Primero estaba aquella yerba mate, el secreto de la prosperidad de las reducciones de los jesuitas. La infusión no era tan espantosa como había querido suponer, pero desde luego no era café, en el “bom tesouro” no había café y todo parecía indicar que le resultaría difícil obtenerlo, aquel rincón remoto del mundo parecía estar ocupado enteramente por fanáticos bebedores de mate, no había que hacerle. Pensó que, no obstante, no saldría de aquel pozo de contrabandistas sin conseguir antes una buena cantidad del grano negro, no estaba dispuesto a penetrar en el país de la lluvia sin la compañía de su balsámica bebida. Sabía que en tanto no la obtuviera, no hallaría ninguna serenidad en sí, era una de las escasas certezas sobre su persona que todavía conservaba. Dirigió su vista hacia el recipiente de cuero que acogía la infusión, en realidad, según le habían contado, fabricado con el fruto del porongo recubierto de testículo de toro curtido, nada menos.
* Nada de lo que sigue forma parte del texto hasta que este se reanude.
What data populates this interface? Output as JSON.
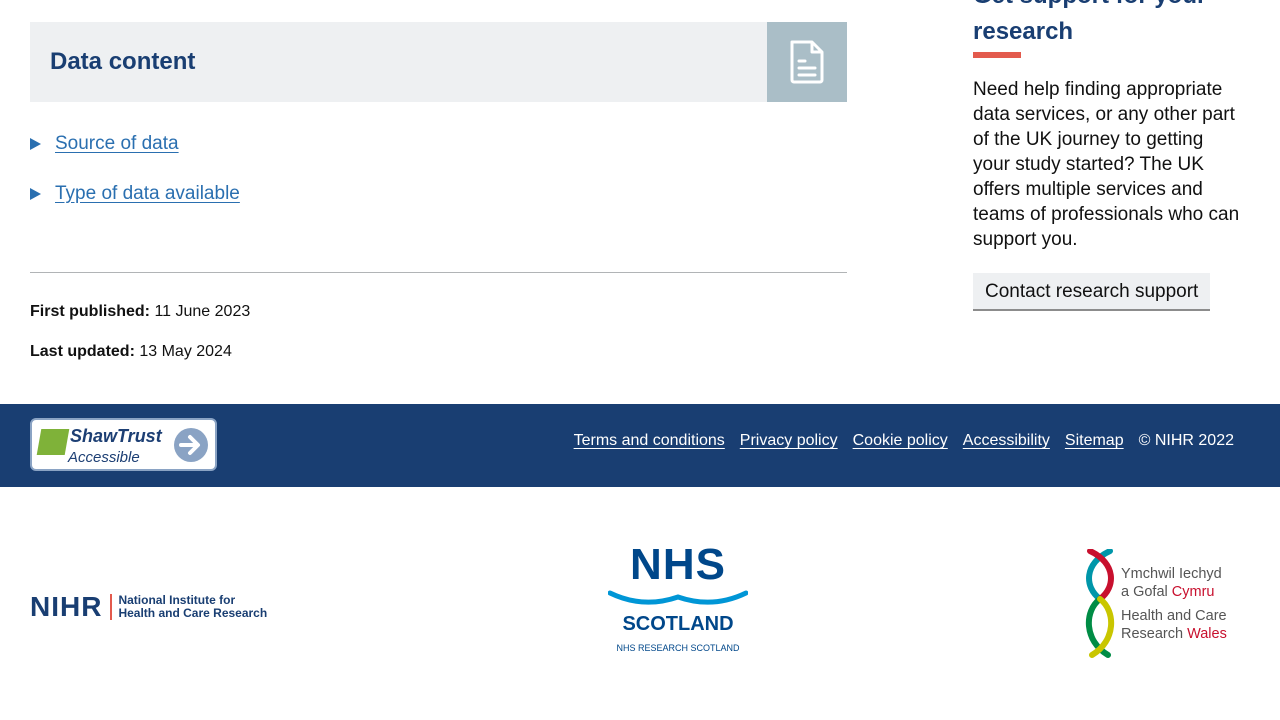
{
  "main": {
    "section_title": "Data content",
    "section_icon": "document-icon",
    "expanders": [
      {
        "label": "Source of data"
      },
      {
        "label": "Type of data available"
      }
    ],
    "first_published_label": "First published:",
    "first_published_value": "11 June 2023",
    "last_updated_label": "Last updated:",
    "last_updated_value": "13 May 2024"
  },
  "aside": {
    "title": "Get support for your research",
    "body": "Need help finding appropriate data services, or any other part of the UK journey to getting your study started? The UK offers multiple services and teams of professionals who can support you.",
    "button_label": "Contact research support"
  },
  "footer": {
    "badge_line1": "ShawTrust",
    "badge_line2": "Accessible",
    "links": [
      "Terms and conditions",
      "Privacy policy",
      "Cookie policy",
      "Accessibility",
      "Sitemap"
    ],
    "copyright": "© NIHR 2022"
  },
  "logos": {
    "nihr_short": "NIHR",
    "nihr_line1": "National Institute for",
    "nihr_line2": "Health and Care Research",
    "nhs_top": "NHS",
    "nhs_middle": "SCOTLAND",
    "nhs_bottom": "NHS RESEARCH SCOTLAND",
    "hcrw_line1": "Ymchwil Iechyd",
    "hcrw_line2a": "a Gofal ",
    "hcrw_line2b": "Cymru",
    "hcrw_line3": "Health and Care",
    "hcrw_line4a": "Research ",
    "hcrw_line4b": "Wales"
  },
  "colors": {
    "brand_navy": "#193e72",
    "accent_red": "#e35a4d",
    "link_blue": "#2a6fb0"
  }
}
Tomó de nuevo y con la misma prevención la bombilla que servía para sorber la tisana, dio un prolongado trago para apurarla y con un leve estremecimiento trató de volver a prestar atención al parlamento del jesuita Tadeus Nusdoffer:
—Son pues estas salvajes criaturas seres amorales ausentes de toda civilizada urbanidad, ved que hasta ofrecen sus propias esposas, que pueden ser muchas, al viajero que los visita— “Bueno, podremos con ello” se dijo divertido Sartine, aunque le regaló a su interlocutor el gesto de desaprobación que éste parecía esperar. La reflexión del cura que le había asignado su patrón el Marqués de la Ensenada como asistente en su nueva misión, le condujo a la fugaz contemplación de las canillas de la manceba que atendía grácilmente las mesas llenas de roña de la pulpería.
Hacía tiempo que venía observando a aquella mujer, no era ya desde luego una chiquilla, pero en opinión del intendente, el tiempo la había tratado con clemencia. Hacía mucho que no contemplaba tan gloriosas piernas, deliciosamente torneadas hasta los leves tobillos y los talones sonrosados que ingresaban en un par de zuecos, sospechosamente parecidos a los que solían usar las holandesas de las que se hacía acompañar el negrero que llamaban René el caritativo. Dejó correr la vista desde los tobillos al talle, de ahí a lo largo de su espalda firme y derecha, hasta llegar a los cabellos trigueños graciosamente recogidos en torno a la nuca. Se estremeció de placer con aquella visión, casi podía sentir el tacto de aquella piel sonrosada y amable. Cierta incomodidad en la entrepierna le recordó que las cosas del servicio le habían tenido apartado demasiado tiempo de la compañía femenina, ahora, bien depositado en tierra firma, estaba más que dispuesto a remediar sus soledades, comenzando por aquella misma noche si podía ser. Mientras el ignaciano persistía en su ardiente defensa de la teocracia jesuítica, Nicolás Sartine se entretuvo en urdir un plan de conquista y eso comenzaba por solicitar muy gentilmente a la resplandeciente mesonera un nuevo mate repleto de aquella maldita yerba amarga, sabía que si continuaba bebiendo aquel brebaje se pasaría la noche orinando, pero deseaba mirarla fijamente a los ojos, por ver que pasaba. Levantó enérgicamente el brazo para llamar su atención, estaba bien seguro de que la mesonera le había visto, así como de que pretendía ignorarle al menos durante un rato, era evidente, “bien” —se dijo— “a mayor porfía, mayor diversión”. …/...
[1] Vid. Del mismo autor Sartine y el caballero del punto fijo. Edhasa 2003.